2017-08-09T16:07:46+00:00 May 5, 2017|

(From Science Daily) — The increase makes 2016 the second consecutive year since VIMS began its aerial survey in 1984 that the baywide acreage of submerged aquatic vegetation (SAV) has reached a new high. A total of 97,433 acres of SAV were mapped in Chesapeake Bay during 2016.

Professor Robert “JJ” Orth, head of the SAV Monitoring and Restoration Program at VIMS, says “It was an impressive year, following on a previously impressive year. We are at numbers that we have not seen in — ever.”

The increase comes despite weather conditions and security restrictions that prevented acquisition of aerial imagery for portions of the Potomac River. “Even though we were unable to map a couple of areas that we know have a lot of SAV,” says Orth, “we are remarkably still above the 2015 baywide levels.”

David Wilcox, a GIS analyst in the SAV program at VIMS, notes that substituting 2015 data for the areas not mapped in 2016 would bring the baywide total to just short of 100,000 acres — 10,000 acres above the Bay Program’s interim restoration goal of 90,000 acres by 2017. And that estimate is “a little conservative,” says Wilcox, “since coverage everywhere else in that area increased from 2015 to 2016.”

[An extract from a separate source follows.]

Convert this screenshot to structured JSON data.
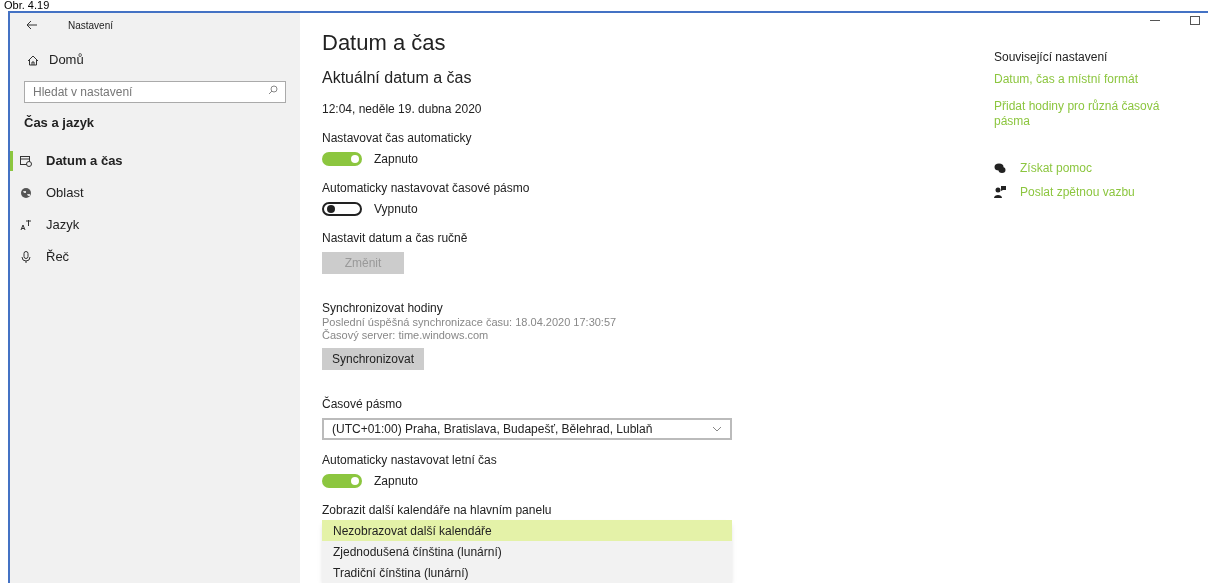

Underwater bay grasses are critical to the Bay ecosystem. They provide habitat and nursery grounds for fish and blue crabs, serve as food for animals such as turtles and waterfowl, clear the water by reducing wave action, absorb excess nutrients, and reduce shoreline erosion. They are also an excellent measure of the Bay’s overall condition because their health is closely linked to water quality.